Currency declines spread rapidly throughout the region, in turn causing stocks to crash, and political upheaval.
The International Monetary Fund (IMF) stepped in with a $US40 billion program to stabilise the regions' economies.
The e-crash burns blue sky investors
The first crash of the digital age, in 2001, saw 78 percent of the NASDAQ's value lost as investors became over-excited by the "New Economy".
Internet start-ups were everywhere, simply adding an "e" prefix was enough to part tech-mad investors from their cash.
Just as in the rail road crisis 150 years before, company fundamentals were overlooked; bold, blue sky thinking was in.
But the dot-coms started to leak money and fold. From a peak of 457 start ups in 1999, the figure dwindled to 76 by 2001.
The last 'big one'
The 2008 financial meltdown was triggered by complex US mortgage-related securities which, when the US housing market crashed, sent world markets and economies into a spin.

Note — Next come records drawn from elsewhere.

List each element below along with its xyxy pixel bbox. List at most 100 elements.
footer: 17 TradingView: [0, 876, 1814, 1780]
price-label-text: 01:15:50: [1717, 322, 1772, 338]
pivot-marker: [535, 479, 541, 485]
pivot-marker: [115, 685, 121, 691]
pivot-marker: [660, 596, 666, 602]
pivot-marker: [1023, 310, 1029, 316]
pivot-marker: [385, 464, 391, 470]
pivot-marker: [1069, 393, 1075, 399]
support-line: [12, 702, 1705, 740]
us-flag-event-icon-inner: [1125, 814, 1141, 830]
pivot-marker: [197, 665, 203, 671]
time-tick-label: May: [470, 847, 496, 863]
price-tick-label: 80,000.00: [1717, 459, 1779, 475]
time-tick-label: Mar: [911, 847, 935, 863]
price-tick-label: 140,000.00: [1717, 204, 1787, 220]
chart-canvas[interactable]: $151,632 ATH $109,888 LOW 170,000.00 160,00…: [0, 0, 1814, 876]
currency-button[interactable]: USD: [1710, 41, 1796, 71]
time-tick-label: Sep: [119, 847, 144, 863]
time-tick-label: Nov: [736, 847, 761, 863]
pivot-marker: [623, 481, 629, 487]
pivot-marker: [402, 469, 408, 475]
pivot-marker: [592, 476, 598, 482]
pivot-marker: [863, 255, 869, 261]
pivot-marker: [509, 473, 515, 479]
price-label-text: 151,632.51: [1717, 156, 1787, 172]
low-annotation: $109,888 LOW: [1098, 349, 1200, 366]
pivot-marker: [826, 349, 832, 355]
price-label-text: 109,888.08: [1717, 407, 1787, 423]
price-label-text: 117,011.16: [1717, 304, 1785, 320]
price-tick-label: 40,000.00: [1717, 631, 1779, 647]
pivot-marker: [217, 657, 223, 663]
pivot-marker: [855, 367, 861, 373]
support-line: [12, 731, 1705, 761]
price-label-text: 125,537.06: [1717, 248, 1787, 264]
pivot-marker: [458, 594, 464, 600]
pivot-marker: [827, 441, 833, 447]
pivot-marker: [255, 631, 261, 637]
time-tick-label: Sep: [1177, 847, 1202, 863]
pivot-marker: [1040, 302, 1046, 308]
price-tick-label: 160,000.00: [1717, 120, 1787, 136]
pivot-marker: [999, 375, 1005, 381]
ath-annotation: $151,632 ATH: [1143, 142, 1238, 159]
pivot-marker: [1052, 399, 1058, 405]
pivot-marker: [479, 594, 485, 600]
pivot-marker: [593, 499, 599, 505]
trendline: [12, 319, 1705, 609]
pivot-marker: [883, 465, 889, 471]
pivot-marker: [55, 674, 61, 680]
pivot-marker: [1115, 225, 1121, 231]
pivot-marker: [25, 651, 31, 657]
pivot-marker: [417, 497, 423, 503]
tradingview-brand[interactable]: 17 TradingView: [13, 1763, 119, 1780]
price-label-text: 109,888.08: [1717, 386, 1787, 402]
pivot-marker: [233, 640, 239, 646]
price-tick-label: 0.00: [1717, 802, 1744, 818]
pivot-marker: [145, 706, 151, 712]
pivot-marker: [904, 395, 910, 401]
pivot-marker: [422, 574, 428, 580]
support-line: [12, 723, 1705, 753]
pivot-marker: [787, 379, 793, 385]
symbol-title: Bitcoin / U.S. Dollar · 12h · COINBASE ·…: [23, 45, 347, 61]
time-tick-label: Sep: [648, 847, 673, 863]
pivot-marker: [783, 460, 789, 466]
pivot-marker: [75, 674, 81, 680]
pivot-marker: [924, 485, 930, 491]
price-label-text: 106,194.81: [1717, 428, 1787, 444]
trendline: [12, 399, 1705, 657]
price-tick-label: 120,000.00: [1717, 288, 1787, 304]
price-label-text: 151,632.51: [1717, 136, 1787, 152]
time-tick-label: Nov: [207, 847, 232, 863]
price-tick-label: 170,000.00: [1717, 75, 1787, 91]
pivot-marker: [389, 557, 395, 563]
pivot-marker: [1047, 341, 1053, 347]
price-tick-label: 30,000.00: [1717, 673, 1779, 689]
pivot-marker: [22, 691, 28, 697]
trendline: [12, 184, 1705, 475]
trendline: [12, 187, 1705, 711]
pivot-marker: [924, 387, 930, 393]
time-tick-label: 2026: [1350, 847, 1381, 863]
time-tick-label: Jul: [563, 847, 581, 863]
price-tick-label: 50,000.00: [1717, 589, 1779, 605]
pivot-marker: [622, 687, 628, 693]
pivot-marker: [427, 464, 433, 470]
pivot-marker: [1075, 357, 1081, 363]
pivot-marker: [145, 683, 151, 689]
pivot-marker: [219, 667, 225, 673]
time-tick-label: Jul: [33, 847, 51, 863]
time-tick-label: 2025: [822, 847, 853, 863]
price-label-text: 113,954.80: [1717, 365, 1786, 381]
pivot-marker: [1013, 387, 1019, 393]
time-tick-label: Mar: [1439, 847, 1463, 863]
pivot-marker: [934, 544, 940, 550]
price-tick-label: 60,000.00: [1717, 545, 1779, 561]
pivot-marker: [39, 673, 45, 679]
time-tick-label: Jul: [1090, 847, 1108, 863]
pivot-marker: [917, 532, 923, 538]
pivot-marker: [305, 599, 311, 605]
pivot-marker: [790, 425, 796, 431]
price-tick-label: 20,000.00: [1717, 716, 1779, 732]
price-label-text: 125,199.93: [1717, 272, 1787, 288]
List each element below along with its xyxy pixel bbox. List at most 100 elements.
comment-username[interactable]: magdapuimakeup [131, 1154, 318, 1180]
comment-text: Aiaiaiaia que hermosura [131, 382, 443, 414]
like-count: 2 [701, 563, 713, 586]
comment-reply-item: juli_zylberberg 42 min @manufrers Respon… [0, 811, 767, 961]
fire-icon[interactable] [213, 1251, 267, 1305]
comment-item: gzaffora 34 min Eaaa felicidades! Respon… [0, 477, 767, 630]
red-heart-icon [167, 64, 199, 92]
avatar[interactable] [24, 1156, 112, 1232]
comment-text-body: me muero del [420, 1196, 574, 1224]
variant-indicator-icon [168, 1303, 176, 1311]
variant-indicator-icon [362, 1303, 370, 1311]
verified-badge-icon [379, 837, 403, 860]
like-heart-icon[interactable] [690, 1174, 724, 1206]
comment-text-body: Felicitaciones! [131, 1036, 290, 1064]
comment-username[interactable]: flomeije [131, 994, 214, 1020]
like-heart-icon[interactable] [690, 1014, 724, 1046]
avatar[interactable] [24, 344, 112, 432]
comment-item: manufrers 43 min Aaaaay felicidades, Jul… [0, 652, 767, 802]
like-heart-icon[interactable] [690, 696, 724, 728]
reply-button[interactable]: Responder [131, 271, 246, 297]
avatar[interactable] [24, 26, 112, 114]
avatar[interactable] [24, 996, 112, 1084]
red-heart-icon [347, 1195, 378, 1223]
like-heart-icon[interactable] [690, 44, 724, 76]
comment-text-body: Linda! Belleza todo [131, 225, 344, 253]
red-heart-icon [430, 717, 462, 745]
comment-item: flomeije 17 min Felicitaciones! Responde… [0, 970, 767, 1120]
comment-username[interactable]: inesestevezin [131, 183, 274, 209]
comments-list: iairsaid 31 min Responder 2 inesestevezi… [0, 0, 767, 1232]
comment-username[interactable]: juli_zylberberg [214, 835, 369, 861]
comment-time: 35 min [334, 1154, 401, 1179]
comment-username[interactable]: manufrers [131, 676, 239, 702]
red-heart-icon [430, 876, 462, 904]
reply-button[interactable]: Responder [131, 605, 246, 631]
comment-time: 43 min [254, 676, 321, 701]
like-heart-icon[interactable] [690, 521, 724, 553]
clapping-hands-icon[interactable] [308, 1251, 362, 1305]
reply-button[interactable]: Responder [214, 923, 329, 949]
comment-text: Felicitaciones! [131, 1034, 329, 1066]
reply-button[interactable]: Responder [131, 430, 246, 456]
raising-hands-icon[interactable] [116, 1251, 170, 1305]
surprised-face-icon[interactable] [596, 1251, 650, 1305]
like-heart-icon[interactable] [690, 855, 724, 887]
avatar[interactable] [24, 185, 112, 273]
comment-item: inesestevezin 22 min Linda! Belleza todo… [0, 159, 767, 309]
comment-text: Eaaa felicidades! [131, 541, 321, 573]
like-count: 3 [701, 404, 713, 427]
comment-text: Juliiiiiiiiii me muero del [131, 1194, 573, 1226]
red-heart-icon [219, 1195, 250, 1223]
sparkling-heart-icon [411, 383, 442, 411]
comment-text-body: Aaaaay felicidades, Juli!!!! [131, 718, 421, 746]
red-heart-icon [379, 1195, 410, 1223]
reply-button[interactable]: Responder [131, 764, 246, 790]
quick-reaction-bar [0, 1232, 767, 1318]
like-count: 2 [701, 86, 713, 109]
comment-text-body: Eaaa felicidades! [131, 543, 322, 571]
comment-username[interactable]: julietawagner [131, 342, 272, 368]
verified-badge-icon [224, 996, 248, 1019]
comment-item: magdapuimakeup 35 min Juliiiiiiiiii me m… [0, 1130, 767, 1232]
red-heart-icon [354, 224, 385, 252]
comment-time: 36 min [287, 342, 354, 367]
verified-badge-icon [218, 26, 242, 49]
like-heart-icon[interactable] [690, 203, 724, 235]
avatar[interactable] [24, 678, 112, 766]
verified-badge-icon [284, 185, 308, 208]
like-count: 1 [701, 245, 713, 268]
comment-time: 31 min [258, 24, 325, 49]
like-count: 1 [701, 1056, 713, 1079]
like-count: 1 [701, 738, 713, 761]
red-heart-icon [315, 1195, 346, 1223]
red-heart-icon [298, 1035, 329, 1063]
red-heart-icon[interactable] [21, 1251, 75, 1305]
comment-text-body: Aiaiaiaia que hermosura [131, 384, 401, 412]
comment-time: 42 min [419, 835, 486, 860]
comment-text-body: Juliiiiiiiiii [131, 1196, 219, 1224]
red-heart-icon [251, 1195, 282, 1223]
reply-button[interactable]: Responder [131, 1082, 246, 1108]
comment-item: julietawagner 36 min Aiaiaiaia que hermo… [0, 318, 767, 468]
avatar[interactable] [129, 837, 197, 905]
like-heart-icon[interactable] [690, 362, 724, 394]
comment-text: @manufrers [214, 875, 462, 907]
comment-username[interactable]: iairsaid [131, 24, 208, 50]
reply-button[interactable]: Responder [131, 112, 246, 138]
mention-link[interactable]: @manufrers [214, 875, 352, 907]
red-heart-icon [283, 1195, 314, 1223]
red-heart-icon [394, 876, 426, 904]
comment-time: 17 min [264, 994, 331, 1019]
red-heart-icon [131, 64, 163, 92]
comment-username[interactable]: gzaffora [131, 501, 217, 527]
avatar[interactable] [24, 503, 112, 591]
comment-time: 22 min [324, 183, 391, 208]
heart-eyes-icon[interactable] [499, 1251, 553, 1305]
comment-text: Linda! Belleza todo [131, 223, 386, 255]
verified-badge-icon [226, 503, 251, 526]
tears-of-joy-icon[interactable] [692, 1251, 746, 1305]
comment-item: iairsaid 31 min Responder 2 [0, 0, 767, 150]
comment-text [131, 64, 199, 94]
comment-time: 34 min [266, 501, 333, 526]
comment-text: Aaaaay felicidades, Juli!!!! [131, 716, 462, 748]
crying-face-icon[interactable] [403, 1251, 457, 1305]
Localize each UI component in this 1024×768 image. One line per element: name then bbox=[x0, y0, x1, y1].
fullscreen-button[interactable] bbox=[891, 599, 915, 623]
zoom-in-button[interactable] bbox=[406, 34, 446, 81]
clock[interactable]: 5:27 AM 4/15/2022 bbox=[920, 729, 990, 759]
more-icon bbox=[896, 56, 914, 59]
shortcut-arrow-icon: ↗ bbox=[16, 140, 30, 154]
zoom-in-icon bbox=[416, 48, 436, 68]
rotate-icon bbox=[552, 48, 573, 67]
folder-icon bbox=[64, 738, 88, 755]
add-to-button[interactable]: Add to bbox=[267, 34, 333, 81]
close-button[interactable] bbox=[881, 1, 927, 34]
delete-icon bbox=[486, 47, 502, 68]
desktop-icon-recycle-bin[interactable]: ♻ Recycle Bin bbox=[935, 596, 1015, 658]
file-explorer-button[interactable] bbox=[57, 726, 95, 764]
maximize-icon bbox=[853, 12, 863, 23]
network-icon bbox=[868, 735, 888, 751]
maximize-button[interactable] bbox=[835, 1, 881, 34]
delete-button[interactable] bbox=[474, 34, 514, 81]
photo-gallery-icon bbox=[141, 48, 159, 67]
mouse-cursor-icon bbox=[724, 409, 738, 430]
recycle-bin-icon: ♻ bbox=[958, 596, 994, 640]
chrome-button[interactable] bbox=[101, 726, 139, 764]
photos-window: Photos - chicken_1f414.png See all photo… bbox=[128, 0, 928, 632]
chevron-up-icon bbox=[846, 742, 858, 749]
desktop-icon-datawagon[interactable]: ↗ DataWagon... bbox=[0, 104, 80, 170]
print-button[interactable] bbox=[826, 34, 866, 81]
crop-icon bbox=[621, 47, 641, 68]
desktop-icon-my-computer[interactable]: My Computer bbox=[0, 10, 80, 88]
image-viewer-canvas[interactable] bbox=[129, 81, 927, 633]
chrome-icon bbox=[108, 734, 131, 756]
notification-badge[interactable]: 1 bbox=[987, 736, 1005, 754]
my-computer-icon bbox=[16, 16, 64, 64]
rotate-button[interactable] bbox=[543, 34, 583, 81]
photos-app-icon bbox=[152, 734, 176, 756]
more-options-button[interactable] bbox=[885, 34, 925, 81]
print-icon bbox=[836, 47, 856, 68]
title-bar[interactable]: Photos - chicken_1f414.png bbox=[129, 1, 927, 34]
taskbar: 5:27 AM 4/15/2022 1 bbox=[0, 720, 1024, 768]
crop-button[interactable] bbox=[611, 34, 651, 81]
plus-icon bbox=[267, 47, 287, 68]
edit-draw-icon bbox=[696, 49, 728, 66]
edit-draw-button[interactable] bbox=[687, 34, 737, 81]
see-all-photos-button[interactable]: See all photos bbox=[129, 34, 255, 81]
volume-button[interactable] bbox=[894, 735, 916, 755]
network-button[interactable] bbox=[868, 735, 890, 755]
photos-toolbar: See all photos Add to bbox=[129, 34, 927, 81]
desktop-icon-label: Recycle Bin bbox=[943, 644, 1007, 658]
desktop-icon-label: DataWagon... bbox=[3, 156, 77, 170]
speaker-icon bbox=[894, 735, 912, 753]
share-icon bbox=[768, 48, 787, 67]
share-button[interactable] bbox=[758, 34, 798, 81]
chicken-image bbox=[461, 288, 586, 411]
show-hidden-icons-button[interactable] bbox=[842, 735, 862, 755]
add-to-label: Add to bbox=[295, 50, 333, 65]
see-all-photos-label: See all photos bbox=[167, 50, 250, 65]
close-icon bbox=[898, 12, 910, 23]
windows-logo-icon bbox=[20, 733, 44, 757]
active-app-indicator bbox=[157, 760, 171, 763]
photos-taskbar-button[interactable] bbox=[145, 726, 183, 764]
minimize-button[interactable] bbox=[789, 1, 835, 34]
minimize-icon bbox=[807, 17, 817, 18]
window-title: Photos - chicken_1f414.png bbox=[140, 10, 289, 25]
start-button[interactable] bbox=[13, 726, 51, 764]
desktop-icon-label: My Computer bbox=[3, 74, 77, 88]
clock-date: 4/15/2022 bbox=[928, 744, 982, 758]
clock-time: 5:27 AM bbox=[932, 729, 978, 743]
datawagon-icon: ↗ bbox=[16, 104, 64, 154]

By the end of 2008 the sub-prime mortgage crisis had infected share markets - which in the US were down 20 percent on their peaks.
US financial royalty in Bear Sterns, Fannie Mae and Freddie Mac wobbled and were bailed out. Lehman Brothers, overexposed to the toxic derivatives, filed for bankruptcy - the largest in US history at that time.
Some exposed British banks were "nationalised" by the government. Meanwhile central banks slashed interest rates and started to print money as European and US economies stalled.
What started as an obscure US sub-prime problem threatened nation states and massive loans were approved for Greece, Ireland and Portugal to stop their respective economies from collapsing.